Il governo sull'orlo del baratro


Al G20 aveva provato a rassicurare tutti, sostenendo che «La vita in Italia è la vita di un Paese benestante: i ristoranti sono pieni, sugli aerei a fatica si trovano posti, i posti di vacanza nei ponti sono assolutamente iper-prenotati». Ma negare l'evidenza dopo il declassamento del Paese e le continue richieste di misure concrete da parte dell'Europa era servito a ben poco, come non hanno mancato di sottolineare anche numerosi quotidiani esteri ai quali è stata offerta l'ennesima occasione per facile ironia.
I giornali a lui vicini hanno parlato di speculazione e, mentre il Financial Times affermava che "solo un cambio di leadership può ridare credibilità all'Italia", riattribuivano ad Obama alcune affermazioni di Ben Rhodes che definivano influente un cambio di governo.
Eppure pochi giorni più tardi, dopo che anche la Carlucci ha abbandonato il suo partito e dopo il «È finita» di Maroni, è bastato che Ferrara annunciasse le imminenti dimissioni di Berlusconi perché le borse reagissero in modo positivo con il raggiungimento del record dello spread sui bund tedeschi a quota 490 punti. Passano due ore, Berlusconi smentisce e la Borsa ha rallentato di colpo.

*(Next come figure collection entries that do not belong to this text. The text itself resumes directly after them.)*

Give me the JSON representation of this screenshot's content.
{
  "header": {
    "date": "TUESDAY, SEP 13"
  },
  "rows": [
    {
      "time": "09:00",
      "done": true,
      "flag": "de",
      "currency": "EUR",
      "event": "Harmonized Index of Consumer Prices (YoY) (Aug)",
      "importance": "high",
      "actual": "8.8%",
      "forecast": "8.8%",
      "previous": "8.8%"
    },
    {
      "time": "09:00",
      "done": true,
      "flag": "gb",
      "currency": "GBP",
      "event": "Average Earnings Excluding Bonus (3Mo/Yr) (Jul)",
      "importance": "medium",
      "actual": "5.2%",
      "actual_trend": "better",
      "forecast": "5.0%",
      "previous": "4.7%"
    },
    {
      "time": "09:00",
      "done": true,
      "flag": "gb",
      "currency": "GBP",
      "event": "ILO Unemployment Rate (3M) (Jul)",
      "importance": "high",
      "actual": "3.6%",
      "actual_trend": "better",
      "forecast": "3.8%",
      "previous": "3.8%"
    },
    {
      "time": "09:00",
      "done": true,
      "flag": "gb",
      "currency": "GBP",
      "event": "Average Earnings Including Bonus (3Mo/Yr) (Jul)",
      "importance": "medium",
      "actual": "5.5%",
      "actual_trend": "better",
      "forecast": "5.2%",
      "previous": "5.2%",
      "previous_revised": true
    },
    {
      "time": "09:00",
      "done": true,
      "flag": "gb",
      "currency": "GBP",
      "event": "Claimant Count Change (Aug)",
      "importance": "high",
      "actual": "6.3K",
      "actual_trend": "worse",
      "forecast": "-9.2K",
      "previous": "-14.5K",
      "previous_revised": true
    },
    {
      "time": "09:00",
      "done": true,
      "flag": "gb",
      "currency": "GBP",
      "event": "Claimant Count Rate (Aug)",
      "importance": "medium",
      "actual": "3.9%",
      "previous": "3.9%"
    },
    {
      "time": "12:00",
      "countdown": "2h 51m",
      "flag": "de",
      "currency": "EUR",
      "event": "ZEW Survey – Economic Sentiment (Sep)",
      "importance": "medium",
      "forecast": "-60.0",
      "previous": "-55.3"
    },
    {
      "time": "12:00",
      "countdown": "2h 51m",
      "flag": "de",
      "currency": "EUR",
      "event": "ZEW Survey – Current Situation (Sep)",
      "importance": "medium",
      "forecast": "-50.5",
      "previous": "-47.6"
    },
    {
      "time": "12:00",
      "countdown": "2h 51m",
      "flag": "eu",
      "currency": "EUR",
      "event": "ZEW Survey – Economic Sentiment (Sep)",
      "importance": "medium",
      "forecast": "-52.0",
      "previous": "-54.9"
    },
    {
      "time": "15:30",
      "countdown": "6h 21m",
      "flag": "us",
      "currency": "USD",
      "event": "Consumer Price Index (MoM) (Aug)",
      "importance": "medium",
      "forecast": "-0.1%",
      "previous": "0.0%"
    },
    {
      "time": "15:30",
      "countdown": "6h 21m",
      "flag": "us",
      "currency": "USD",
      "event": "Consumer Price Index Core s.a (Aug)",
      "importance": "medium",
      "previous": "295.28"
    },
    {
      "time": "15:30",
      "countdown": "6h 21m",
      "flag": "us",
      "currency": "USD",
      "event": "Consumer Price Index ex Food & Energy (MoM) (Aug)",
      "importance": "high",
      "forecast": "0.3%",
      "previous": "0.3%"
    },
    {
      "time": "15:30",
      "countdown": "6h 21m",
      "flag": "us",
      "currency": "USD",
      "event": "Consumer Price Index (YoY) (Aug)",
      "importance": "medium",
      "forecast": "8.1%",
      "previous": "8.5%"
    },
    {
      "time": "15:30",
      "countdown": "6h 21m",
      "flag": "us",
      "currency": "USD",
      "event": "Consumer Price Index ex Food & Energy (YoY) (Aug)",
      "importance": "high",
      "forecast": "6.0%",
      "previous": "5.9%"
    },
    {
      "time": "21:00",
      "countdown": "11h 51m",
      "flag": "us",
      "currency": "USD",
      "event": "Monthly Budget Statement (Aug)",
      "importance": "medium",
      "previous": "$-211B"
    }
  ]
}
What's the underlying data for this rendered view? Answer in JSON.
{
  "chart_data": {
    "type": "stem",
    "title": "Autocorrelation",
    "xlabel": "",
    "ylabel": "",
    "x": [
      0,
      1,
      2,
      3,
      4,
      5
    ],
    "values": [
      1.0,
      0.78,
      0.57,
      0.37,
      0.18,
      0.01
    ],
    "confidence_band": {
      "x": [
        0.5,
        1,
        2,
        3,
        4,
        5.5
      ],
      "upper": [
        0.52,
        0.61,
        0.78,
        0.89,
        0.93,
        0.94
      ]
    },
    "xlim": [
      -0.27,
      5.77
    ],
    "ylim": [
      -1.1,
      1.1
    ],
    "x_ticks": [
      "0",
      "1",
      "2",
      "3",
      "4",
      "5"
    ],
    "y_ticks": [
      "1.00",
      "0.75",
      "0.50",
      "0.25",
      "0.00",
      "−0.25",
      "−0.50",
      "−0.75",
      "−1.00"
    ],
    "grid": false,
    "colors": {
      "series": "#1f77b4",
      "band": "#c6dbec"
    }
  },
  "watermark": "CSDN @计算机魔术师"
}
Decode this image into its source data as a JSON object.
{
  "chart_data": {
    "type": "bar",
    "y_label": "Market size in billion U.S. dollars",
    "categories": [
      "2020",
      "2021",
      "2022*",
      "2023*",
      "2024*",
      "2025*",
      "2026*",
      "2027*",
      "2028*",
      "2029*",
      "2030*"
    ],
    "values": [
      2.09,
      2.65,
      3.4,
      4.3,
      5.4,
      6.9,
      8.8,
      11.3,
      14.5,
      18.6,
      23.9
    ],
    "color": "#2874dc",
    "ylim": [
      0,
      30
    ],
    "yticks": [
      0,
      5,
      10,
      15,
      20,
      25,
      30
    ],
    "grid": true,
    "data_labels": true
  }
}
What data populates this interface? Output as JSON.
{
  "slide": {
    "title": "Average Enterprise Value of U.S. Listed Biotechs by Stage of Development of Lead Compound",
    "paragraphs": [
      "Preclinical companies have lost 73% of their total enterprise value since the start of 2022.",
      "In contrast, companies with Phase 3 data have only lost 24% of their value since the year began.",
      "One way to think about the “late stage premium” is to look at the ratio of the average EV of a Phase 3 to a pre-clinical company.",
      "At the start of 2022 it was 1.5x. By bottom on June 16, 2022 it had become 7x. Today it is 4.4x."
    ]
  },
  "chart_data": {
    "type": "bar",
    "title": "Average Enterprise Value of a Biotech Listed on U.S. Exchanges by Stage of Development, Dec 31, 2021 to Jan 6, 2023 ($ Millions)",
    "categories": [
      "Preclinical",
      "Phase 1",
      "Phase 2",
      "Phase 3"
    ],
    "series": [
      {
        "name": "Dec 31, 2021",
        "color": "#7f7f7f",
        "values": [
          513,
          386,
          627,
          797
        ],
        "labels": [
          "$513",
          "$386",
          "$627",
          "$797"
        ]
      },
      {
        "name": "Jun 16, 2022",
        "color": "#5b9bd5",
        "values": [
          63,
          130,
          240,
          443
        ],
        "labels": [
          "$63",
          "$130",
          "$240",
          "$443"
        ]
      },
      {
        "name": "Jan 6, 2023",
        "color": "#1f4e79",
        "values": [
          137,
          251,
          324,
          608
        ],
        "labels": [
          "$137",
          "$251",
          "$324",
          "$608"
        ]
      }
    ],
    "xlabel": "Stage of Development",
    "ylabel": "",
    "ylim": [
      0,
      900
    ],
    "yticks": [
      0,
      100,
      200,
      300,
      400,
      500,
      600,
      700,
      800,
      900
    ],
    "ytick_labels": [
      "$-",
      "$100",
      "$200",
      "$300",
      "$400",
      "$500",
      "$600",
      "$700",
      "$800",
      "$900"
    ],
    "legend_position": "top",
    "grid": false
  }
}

Ben diversa, invece, è la situazione in Grecia dove le dimissioni di Papandreou e l'accordo per la formazione di un governo di unità nazionale ha portato ad un forte rialzo delle banche elleniche.
D'altra parte viene automatico ricordare quanto il premier disse nel 1993, dichiarando a Biagi e a Montanelli che «Se non vado in politica, mi mandano in galera e mi fanno fallire». Ora le cose non sono cambiate, anzi, su di lui pesano accuse ancor più gradi (corruzione in atti giudiziari, illeciti nella compravendita di diritti televisivi, frode fiscale, appropriazione indebita, prostituzione minorile, concussione aggravata ed abuso d'ufficio) che potrebbero infierire non poso sulla sua scelta di cedere o meno il passo.
Al momento le carte non sono chiare e le voci che si rincorrono sono molte. Lui afferma in tono quasi intimidatorio: «Domani si vota il rendiconto alla Camera, quindi porrò la fiducia sulla lettera presentata a Ue e Bce. Voglio vedere in faccia chi prova a tradirmi. Non capisco come siano circolate le voci delle mie dimissioni, sono destituite di ogni fondamento». Il fedelissimo Ferrara torna a dire che si dimetterà dopo la richiesta di fiducia e che si andrà alle urne a gennaio. Alcune voci di corridoio, infine, ipotizzano che la possibile scappatoia possa essere il fatto che sia proprio lui, da dimissionario, a guidare il governo verso l'appuntamento con le urne.
Non rimane che attendere le prossime ore per scoprire se ci saranno dimissioni o se i numeri in aula saranno sufficienti per non staccare immediatamente la spina all'attuale esecutivo.